HashTable implementation using only arrays

https://leetcode.com/problems/design-hashmap/

Sources:
* https://algs4.cs.princeton.edu/34hash/
* https://pagekeysolutions.com/blog/dsa/hash-table-python/

### Simple HashMap (no hash function)

In [None]:
from typing import List, Optional, Any


class MyHashMap:

    def __init__(self):
        self.size = 10**6 + 1
        self.keys = [-1 for _ in range(self.size)]

    def put(self, key: int, value: int) -> None:
        self.keys[key] = value

    def get(self, key: int) -> int:
        return self.keys[key]

    def remove(self, key: int) -> None:
        self.keys[key] = -1

### HashMap (with hash function)

As one of the most intuitive implementations, we could adopt the modulo operator as the hash function, since the key value is of integer type.

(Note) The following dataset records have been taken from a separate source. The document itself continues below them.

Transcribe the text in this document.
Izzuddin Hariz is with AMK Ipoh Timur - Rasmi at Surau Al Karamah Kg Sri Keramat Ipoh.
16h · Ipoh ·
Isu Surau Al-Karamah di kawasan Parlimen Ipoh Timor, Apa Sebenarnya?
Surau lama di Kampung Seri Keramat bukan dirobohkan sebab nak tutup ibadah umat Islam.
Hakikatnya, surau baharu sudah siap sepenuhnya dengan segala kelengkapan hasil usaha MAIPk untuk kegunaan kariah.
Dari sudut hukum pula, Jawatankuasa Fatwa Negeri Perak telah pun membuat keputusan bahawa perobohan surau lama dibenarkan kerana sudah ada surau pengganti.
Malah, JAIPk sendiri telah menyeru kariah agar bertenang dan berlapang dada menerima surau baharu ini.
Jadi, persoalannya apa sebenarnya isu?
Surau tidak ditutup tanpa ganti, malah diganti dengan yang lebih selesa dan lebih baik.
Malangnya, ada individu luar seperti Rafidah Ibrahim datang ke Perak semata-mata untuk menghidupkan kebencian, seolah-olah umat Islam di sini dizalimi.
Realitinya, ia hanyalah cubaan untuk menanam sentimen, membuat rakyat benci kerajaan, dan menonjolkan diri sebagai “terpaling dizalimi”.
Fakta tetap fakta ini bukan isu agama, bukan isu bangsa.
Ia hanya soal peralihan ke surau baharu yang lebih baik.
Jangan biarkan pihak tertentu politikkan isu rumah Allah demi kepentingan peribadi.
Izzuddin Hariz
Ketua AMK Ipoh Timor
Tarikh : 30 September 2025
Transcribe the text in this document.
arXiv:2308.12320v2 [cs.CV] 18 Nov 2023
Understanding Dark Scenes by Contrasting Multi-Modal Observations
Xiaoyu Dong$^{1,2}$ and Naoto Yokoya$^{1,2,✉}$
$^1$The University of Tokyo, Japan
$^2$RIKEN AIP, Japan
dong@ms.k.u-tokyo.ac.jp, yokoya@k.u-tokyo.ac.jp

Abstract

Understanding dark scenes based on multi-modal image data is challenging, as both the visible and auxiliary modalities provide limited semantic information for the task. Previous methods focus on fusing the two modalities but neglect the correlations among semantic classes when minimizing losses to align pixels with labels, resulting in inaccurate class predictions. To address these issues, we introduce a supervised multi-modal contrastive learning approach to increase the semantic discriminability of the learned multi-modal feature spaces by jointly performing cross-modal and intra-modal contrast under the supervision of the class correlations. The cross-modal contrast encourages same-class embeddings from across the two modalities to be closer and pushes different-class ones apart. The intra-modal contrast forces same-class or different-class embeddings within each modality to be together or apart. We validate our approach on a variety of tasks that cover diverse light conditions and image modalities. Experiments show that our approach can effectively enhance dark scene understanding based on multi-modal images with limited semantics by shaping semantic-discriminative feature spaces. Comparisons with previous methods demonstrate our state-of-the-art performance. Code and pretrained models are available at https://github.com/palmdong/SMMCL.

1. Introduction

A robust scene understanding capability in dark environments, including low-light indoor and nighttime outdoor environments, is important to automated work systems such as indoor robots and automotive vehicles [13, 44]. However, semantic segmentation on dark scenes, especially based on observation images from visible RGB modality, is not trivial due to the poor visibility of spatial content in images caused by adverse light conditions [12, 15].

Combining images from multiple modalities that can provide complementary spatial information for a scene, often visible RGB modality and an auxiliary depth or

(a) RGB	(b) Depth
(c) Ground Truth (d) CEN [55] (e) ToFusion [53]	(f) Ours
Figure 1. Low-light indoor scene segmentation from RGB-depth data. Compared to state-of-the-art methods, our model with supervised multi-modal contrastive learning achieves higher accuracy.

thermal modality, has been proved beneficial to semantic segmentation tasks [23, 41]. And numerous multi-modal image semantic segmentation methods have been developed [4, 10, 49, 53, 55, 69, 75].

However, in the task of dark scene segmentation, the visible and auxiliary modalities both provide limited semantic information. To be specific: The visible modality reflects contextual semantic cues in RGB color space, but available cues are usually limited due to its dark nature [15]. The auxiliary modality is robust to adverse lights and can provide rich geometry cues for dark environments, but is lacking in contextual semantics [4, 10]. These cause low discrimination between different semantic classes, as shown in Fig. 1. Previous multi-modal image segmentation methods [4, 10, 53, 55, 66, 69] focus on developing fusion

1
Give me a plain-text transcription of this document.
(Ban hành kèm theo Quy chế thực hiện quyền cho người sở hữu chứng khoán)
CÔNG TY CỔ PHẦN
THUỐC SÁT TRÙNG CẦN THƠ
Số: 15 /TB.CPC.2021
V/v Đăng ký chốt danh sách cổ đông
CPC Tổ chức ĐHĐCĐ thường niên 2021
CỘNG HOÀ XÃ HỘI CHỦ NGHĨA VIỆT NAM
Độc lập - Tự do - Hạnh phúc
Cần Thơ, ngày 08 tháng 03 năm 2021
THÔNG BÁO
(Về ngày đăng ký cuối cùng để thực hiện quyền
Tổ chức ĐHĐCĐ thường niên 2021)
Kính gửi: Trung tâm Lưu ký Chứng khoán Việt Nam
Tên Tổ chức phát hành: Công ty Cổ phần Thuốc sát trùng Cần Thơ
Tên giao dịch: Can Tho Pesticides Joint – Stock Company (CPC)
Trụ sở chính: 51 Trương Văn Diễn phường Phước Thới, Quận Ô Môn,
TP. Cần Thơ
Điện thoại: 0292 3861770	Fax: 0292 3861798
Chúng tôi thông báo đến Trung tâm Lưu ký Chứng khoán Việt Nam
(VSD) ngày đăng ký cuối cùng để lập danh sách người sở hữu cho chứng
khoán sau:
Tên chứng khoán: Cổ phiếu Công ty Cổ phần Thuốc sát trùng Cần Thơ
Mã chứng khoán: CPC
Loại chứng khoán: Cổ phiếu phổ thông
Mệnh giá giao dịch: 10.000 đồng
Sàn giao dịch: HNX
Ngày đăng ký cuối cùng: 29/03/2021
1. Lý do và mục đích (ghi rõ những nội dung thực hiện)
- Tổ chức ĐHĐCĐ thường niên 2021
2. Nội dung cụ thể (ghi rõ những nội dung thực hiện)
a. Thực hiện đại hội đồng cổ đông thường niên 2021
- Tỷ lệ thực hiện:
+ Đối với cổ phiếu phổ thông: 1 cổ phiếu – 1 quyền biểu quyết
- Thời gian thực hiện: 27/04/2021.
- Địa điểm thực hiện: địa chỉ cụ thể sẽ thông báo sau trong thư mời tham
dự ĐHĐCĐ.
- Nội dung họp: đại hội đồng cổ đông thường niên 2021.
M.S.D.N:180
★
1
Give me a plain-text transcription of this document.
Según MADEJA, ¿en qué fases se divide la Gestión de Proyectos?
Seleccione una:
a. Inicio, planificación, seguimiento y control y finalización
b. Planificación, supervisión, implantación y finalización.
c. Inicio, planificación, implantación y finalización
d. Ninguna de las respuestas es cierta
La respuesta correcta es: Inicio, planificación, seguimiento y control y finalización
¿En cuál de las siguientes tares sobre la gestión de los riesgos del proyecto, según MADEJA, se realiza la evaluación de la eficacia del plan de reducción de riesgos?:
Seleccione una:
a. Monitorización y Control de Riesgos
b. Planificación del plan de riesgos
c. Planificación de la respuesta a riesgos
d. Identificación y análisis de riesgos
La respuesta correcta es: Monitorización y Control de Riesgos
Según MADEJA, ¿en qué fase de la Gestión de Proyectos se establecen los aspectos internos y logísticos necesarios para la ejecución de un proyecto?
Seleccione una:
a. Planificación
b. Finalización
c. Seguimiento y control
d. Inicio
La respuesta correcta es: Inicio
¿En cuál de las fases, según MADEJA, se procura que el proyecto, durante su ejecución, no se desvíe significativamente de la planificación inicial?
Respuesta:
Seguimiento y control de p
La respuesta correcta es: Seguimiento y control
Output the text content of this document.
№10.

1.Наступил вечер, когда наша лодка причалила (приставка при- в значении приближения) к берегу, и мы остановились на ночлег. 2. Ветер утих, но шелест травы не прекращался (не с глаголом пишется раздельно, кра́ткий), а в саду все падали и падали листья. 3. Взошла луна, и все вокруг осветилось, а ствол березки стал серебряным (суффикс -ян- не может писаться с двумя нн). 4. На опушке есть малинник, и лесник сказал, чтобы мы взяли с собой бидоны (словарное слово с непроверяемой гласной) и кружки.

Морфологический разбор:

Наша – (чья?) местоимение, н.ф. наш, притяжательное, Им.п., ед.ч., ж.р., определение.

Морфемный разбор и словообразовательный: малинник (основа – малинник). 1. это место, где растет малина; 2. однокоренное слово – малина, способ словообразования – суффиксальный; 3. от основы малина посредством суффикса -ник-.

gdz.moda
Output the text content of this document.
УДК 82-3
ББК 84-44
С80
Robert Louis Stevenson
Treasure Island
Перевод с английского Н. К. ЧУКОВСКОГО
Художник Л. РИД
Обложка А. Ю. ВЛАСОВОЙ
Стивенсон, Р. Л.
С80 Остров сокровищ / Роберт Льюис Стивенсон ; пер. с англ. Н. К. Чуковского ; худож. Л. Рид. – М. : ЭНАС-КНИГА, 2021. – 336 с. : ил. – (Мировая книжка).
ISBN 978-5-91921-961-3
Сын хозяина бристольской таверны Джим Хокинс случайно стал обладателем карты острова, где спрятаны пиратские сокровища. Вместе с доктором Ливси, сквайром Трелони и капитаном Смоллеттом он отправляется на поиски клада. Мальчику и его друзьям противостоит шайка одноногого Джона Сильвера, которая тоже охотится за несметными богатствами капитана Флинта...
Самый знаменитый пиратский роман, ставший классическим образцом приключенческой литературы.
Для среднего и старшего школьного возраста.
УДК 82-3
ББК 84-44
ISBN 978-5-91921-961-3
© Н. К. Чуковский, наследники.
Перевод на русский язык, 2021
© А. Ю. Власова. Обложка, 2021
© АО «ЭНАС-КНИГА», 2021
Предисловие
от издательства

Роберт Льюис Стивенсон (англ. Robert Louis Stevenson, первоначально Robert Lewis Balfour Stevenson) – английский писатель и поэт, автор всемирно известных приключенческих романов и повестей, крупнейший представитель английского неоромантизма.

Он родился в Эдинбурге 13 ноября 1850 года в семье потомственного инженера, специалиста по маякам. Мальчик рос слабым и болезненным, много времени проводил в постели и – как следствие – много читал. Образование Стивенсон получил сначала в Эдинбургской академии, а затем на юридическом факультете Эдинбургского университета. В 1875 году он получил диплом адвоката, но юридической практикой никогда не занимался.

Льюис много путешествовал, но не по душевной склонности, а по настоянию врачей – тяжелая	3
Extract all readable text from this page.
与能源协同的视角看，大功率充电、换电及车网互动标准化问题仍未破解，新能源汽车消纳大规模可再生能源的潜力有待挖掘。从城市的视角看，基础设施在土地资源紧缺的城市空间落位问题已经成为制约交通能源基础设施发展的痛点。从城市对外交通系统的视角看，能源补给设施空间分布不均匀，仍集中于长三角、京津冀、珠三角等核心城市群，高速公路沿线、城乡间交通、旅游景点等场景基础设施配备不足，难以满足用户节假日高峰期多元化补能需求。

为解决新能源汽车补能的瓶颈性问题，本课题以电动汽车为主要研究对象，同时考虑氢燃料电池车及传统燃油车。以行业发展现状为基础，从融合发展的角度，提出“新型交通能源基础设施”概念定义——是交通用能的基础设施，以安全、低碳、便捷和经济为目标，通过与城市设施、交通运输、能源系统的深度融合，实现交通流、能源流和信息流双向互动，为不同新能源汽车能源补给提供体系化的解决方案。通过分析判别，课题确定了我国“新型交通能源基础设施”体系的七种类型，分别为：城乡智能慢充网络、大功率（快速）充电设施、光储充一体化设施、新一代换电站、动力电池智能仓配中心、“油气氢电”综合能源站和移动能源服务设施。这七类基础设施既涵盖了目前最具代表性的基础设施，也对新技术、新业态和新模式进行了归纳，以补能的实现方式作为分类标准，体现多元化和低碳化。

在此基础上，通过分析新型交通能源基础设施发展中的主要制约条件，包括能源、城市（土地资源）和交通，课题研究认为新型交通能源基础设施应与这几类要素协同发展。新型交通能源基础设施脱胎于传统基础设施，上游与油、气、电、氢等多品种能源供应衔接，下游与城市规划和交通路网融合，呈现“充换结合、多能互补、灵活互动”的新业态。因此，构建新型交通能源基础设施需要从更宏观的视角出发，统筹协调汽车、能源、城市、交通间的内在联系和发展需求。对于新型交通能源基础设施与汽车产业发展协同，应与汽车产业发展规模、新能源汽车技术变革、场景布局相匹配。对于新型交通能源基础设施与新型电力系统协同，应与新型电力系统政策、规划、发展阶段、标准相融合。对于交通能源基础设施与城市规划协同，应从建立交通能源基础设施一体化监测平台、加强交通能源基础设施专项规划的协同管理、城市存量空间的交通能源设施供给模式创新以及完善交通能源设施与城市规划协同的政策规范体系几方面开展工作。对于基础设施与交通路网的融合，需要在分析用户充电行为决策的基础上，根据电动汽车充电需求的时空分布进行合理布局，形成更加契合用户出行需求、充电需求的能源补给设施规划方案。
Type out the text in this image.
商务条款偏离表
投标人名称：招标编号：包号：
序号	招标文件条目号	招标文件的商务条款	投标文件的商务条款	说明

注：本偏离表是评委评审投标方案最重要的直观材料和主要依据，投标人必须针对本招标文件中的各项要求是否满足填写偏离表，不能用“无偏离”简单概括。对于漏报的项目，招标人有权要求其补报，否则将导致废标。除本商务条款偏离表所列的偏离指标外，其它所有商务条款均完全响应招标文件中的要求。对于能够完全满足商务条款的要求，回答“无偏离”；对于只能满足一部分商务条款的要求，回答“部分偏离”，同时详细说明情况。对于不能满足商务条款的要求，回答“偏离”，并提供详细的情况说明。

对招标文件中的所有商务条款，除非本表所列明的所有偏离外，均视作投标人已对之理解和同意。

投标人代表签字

In addition, in order to minimize the potential collisions, it is advisable to use a prime number as the base of modulo, e.g. 2069.

Modulo as non-prime:

1000 % 10 == 1000 % 100, which is 0

2069 is a large prime number

Here, a bucket is a list of tuples.

#### Collisions
To avoid collisions, like with keys 2070 and 1,
we only update an existing tuple
in the bucket if the original key is a match even though
the hashed keys may be the same.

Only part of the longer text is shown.